There are many ways to solve real-world problems. This translates to programming as well. These 2 programming paradigms are just one of the many different ways you can structure and organize your code to implement solutions.

Understanding on how they work can give you more flexibility in problem-solving as a programmer. Knowing when it's best to use them takes time and experience. Most of the time, you will not use strictly either one of them but a mix of both, depending on the problem.

Thanks for reading! I hope it has been insightful. Please share or like this article if it is and leave questions in the comments below if you have any. Till next time, cheers!

Skay's photo

This is quiet simple but still has some depth. In fact, I've never seriously thought about OOPS paradigm in JS, since whenever it's OOPS, it's server-side Java that comes to my mind.

Júlio César Ködel's photo

I love the way you despict two things entirely equal just rebranding as functional/OOP.

And worst: both are procedural.

Either you don't have the slightest idea of what you are talking about, or you didn't figure out yet how to explain it.

Reading mutable state INSIDE a function breaks all things Functional Programming stands for. This is pure procedural.

Reading mutable state from external source inside the constructor makes that class useless and not reusable (basically, a singleton). This is pure procedural.

Júlio César Ködel's photo

Just to clarify:

In Functional, the function is immutable and idempotent. It should be as simple as `sum = (x, y) => x + y. Doesn't matter how many times you call it with the same parameters, the output is the same. It does NOTHING except the intended function. It is, literally, the sense of a mathematical function (hence the name). It follows the UNIX philosophy (en.wikipedia.org/wiki/Unix_philosophy)

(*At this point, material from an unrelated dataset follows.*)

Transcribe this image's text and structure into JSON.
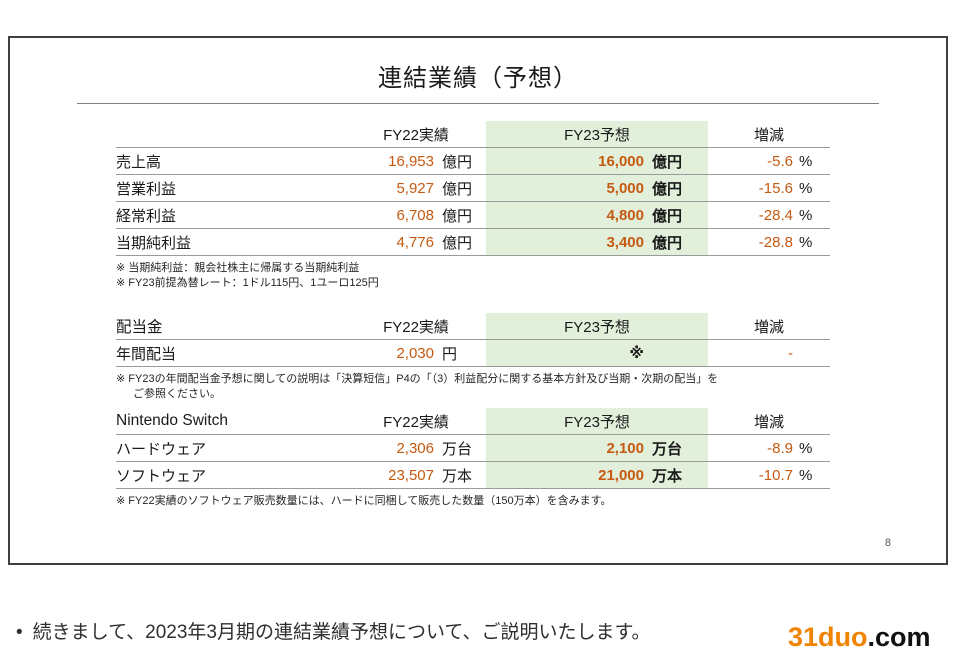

In OOP, there should be two properties for the operands in the class (passed by it through the arguments of the constructor), then the same sum method.

The only difference is that functional receives what it process (they can be static) and OOP stores the parameters in an instance for reutilization.

Input --> Processing --> Output

The basic data processing from the 50's still apply.

BigDealAgile's photo

Thanks so much for this example. Life and solving problems is about making choices. Being open to ideas builds better teams, IMO.

Victoria Lo's photo

Agree with that opinion! Thanks :)

K M H Mubin's photo

You explain this very simply, and also the example helps me to understand the concept.

Obumuneme Nwabude's photo

Thanks for explaining this very well. Especially for using a simple scenario to demonstrate the difference in paradigm.

You've said knowing when is best to use them takes time and experience.

But please go ahead to specify when it is ideal to use which paradigm or even to use both, so that one will be saved that time and experience and will just implement the best method.